In response to a question, Mr. Kell noted that the Compact’s major contribution had been in accelerating change. There were two reasons why some companies that had responded to the survey had indicated no change. The first was that half of the companies participating in the Compact had only joined in the last 12 months. Going from leadership commitment to organizational change took time.
Second, he reiterated that the major contribution of the Compact had been to accelerate change. The Compact had empowered the change agents within organizations to carry forward issues such as human rights, labour, environment and anti-corruption. There was still much to be done.
Mr. Ruggie added that some 660 companies had joined since 2003, and they could not have been expected to internalize the Compact in such a short period of time. A lot of those companies were from developing countries. The impact there would be profound in the long term. The overwhelming number of companies in the developing world said that they had never participated before in a corporate citizenship initiative of any kind, and looked to their participation in the Compact as a way to learn what it was all about and to differentiate themselves from other companies in those particular countries.
As to why the percentage of participants from North America was very low, Mr. Ruggie noted that the Compact was no different from any other corporate citizenship initiative. North American companies were equally underrepresented among similar initiatives, mainly due to fear of litigation. “This is a much more litigious society than any other on the face of the planet.”
Mr. Kell added that a number of large American corporations, including GAP, had just recently joined the Compact. “It looked very promising”, he maintained.

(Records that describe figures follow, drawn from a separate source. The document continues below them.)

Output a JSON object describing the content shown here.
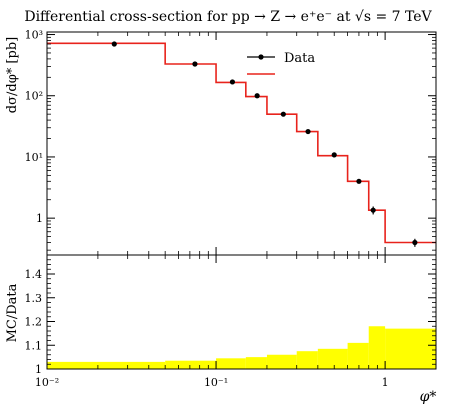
{
  "chart_data": [
    {
      "type": "line",
      "title": "Differential cross-section for pp → Z → e⁺e⁻ at √s = 7 TeV",
      "ylabel": "dσ/dφ* [pb]",
      "xlabel": "",
      "x_scale": "log",
      "y_scale": "log",
      "xlim": [
        0.01,
        2.0
      ],
      "ylim": [
        0.25,
        1100
      ],
      "y_tick_labels": [
        "10³",
        "10²",
        "10¹",
        "1"
      ],
      "legend": {
        "position": "top-right",
        "entries": [
          "Data",
          ""
        ]
      },
      "series": [
        {
          "name": "Data",
          "marker": "point-with-error-bars",
          "points": [
            {
              "x": 0.025,
              "y": 700,
              "yerr": 15
            },
            {
              "x": 0.075,
              "y": 330,
              "yerr": 8
            },
            {
              "x": 0.125,
              "y": 168,
              "yerr": 5
            },
            {
              "x": 0.175,
              "y": 100,
              "yerr": 3
            },
            {
              "x": 0.25,
              "y": 50,
              "yerr": 2
            },
            {
              "x": 0.35,
              "y": 26,
              "yerr": 1.2
            },
            {
              "x": 0.5,
              "y": 10.8,
              "yerr": 0.5
            },
            {
              "x": 0.7,
              "y": 4.0,
              "yerr": 0.3
            },
            {
              "x": 0.85,
              "y": 1.35,
              "yerr": 0.2
            },
            {
              "x": 1.5,
              "y": 0.4,
              "yerr": 0.06
            }
          ]
        },
        {
          "name": "",
          "color": "#e8231c",
          "style": "histogram",
          "bins": [
            {
              "x_low": 0.01,
              "x_high": 0.05,
              "y": 720
            },
            {
              "x_low": 0.05,
              "x_high": 0.1,
              "y": 330
            },
            {
              "x_low": 0.1,
              "x_high": 0.15,
              "y": 165
            },
            {
              "x_low": 0.15,
              "x_high": 0.2,
              "y": 97
            },
            {
              "x_low": 0.2,
              "x_high": 0.3,
              "y": 50
            },
            {
              "x_low": 0.3,
              "x_high": 0.4,
              "y": 26
            },
            {
              "x_low": 0.4,
              "x_high": 0.6,
              "y": 10.5
            },
            {
              "x_low": 0.6,
              "x_high": 0.8,
              "y": 4.0
            },
            {
              "x_low": 0.8,
              "x_high": 1.0,
              "y": 1.35
            },
            {
              "x_low": 1.0,
              "x_high": 2.0,
              "y": 0.4
            }
          ]
        }
      ]
    },
    {
      "type": "area",
      "ylabel": "MC/Data",
      "xlabel": "φ*",
      "x_scale": "log",
      "xlim": [
        0.01,
        2.0
      ],
      "ylim": [
        1.0,
        1.48
      ],
      "x_tick_labels": [
        "10⁻²",
        "10⁻¹",
        "1"
      ],
      "y_tick_labels": [
        "1",
        "1.1",
        "1.2",
        "1.3",
        "1.4"
      ],
      "y_ticks": [
        1.0,
        1.1,
        1.2,
        1.3,
        1.4
      ],
      "band_color": "#ffff00",
      "bins": [
        {
          "x_low": 0.01,
          "x_high": 0.05,
          "y": 1.03
        },
        {
          "x_low": 0.05,
          "x_high": 0.1,
          "y": 1.035
        },
        {
          "x_low": 0.1,
          "x_high": 0.15,
          "y": 1.045
        },
        {
          "x_low": 0.15,
          "x_high": 0.2,
          "y": 1.05
        },
        {
          "x_low": 0.2,
          "x_high": 0.3,
          "y": 1.06
        },
        {
          "x_low": 0.3,
          "x_high": 0.4,
          "y": 1.075
        },
        {
          "x_low": 0.4,
          "x_high": 0.6,
          "y": 1.085
        },
        {
          "x_low": 0.6,
          "x_high": 0.8,
          "y": 1.11
        },
        {
          "x_low": 0.8,
          "x_high": 1.0,
          "y": 1.18
        },
        {
          "x_low": 1.0,
          "x_high": 2.0,
          "y": 1.17
        }
      ]
    }
  ]
}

Asked about what was anticipated for the Summit, Mr. Ruggie said that the McKinsey report had assessed that the Compact had been “quite opportunistic” in the past few years, grabbing new opportunities as they came along. It needed to become more strategic and leverage its resources on some key priority opportunities. The report also suggested that the huge comparative advantage of the Compact was in the universality of its principles and in the extraordinary uptake it had had in the developing countries. Linking the global with the local was something that required more attention, and something that would appear in the new strategic concept.
The study, said Mr. Kell, also found out that some of the Compact’s efforts were not adding much value and not making much of a difference. Therefore, it needed to recalibrate, and the Summit would, hopefully, help set priorities in that regard.
Responding to a question on why companies were joining, Mr. Kell said that there was a recognition that viable business could only exist when societies also prospered. The long-term sustainability of long-term investment presupposed a healthy society.
Mr. Ruggie underscored the strategic nature of what companies were doing. More and more, global companies associated with corporate social responsibility issues were developing a concept of corporate risk management that included social and environmental dimensions. They were beginning to look at social risks and mainstreaming broader concepts of risk management within firms.
“It isn’t that companies have all of a sudden gone soft”, he stated. There were aspects of humanitarian issues that companies had discovered that could have a real strategic and bottom-line impact for them, and they’ve got to incorporate them in the way they manage risk. It was not that they had all of a sudden become saints.
In response to another question, Mr. Kell said that the Compact had reignited the relationship between business and society. From a developing country angle, there were a number of reasons why that was so. First, they wanted to be suppliers; they know those issues were important in consumer markets. Also, many had recognized the issue as one of competitiveness. In some very poor countries, the Compact was primarily seen as motivating business to contribute to the anti-poverty agenda.